Question

Prove that, in the Bohr model of the hydrogen atom, the time period of revolution of an electron in the \( n \)-th orbit is proportional to \( n^3 \).

Hint:

In the Bohr model, the time period of revolution of an electron is derived from the balance between centripetal force and electrostatic force, and from the quantization of angular momentum.

Answer 1

In the Bohr model, the electrostatic attraction between the electron and the nucleus provides the centripetal force necessary for the electron's circular orbit. The centripetal force is defined as: \[ F_{\text{centripetal}} = \frac{m v^2}{r} \] where \( m \) represents the electron's mass, \( v \) its speed, and \( r \) the orbit's radius. Coulomb's law describes the electrostatic force: \[ F_{\text{electrostatic}} = \frac{k e^2}{r^2} \] where \( e \) is the electron's charge, and \( k \) is Coulomb's constant. Equating these forces yields: \[ \frac{m v^2}{r} = \frac{k e^2}{r^2} \] From this relationship, \( v \) and \( r \) can be expressed in terms of \( n \), the principal quantum number.

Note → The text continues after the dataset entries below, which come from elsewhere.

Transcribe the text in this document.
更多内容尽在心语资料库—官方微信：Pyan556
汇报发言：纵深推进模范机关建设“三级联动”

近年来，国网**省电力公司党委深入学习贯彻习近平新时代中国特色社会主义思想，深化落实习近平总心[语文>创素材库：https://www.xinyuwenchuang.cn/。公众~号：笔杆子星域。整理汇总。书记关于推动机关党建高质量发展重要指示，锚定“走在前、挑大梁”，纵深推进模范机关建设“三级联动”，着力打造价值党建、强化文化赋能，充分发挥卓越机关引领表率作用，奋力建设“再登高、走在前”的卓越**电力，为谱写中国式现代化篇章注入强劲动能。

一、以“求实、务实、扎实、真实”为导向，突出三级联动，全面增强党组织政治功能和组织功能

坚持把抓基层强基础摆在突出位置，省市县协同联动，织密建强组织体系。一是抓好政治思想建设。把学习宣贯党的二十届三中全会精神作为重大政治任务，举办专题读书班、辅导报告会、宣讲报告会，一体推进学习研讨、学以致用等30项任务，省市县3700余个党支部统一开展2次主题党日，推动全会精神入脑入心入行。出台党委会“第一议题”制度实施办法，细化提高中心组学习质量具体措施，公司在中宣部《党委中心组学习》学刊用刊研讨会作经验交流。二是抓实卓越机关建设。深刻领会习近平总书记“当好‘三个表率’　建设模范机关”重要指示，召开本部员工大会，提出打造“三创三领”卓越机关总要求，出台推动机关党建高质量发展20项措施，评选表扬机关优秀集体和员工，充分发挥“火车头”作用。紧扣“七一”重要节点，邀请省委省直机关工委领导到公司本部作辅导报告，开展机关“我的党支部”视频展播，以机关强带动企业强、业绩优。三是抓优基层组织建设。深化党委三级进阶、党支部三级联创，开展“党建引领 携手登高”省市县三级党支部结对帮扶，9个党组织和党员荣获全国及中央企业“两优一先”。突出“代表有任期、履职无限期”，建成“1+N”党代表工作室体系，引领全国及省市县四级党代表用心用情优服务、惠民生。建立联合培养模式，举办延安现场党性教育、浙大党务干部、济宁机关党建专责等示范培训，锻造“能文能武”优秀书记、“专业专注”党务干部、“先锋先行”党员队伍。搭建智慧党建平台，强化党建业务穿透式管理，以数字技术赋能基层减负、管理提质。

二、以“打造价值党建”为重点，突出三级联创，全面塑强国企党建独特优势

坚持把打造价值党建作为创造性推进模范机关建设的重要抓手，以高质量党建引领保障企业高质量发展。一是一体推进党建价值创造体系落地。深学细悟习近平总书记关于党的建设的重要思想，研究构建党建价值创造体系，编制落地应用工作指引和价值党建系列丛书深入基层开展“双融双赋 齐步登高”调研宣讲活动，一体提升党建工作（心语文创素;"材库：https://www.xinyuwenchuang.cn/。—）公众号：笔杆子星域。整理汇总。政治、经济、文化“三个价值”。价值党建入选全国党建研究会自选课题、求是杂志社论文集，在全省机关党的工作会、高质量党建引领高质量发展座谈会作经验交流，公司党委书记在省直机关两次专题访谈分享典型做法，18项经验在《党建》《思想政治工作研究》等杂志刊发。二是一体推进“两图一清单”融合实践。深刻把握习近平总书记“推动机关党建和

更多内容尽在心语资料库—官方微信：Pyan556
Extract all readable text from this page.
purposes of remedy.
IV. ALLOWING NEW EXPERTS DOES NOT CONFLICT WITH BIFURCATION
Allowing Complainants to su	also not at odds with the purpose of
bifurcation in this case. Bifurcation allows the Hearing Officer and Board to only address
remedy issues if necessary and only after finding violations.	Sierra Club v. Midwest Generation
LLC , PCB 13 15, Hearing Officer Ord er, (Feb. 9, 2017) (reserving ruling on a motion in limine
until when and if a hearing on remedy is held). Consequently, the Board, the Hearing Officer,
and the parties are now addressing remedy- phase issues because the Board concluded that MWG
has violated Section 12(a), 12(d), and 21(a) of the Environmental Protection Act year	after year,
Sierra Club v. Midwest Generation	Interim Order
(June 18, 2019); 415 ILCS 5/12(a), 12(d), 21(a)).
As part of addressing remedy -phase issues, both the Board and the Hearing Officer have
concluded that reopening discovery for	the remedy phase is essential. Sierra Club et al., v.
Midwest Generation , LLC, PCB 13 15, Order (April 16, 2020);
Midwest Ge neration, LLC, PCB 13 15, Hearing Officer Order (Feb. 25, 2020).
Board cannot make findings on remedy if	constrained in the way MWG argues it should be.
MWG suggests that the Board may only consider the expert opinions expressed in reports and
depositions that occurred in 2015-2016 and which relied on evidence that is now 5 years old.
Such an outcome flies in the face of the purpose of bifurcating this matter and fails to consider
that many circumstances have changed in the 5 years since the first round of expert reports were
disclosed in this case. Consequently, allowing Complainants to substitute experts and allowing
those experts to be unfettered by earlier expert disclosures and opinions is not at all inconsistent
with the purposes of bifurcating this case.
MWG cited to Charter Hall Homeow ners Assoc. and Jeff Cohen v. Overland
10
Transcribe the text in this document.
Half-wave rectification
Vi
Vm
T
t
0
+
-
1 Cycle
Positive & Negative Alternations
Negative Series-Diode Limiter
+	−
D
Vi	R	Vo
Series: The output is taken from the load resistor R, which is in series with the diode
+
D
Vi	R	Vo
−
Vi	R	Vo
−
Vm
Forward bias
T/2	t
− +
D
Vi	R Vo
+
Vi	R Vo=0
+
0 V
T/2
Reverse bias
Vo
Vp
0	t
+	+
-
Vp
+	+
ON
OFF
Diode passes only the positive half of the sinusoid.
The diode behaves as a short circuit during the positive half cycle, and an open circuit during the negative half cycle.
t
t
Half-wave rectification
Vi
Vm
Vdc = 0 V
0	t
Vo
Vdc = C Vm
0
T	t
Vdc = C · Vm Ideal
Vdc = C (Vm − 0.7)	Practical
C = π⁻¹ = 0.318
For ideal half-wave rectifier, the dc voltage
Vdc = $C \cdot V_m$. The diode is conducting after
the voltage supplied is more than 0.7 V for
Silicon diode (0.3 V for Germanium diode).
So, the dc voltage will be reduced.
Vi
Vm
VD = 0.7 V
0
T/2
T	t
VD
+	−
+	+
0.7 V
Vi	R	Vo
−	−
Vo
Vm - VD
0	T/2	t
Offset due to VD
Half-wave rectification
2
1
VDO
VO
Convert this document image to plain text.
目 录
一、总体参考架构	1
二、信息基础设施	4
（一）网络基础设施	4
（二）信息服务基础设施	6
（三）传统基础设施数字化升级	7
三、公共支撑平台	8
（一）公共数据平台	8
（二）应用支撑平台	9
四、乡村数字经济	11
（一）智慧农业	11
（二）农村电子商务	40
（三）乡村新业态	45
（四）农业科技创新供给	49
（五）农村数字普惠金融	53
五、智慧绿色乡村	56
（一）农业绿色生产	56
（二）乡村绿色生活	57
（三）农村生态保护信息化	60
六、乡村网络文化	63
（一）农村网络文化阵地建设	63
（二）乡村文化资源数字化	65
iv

Employing Bohr's quantization condition: \[ m v r = n h \quad \Rightarrow \quad v = \frac{n h}{2 \pi m r} \] Substituting \( v \) into the force equation: \[ \frac{m \left( \frac{n h}{2 \pi m r} \right)^2}{r} = \frac{k e^2}{r^2} \] Solving for \( r \) reveals: \[ r \propto n^2 \] The time period \( T \) is the duration of one complete revolution, related to \( v \) and \( r \) by: \[ T = \frac{2 \pi r}{v} \] Substituting the expressions for \( v \) and \( r \) results in: \[ T \propto n^3 \] Consequently, the time period for an electron's revolution in the \( n \)-th orbit is directly proportional to \( n^3 \).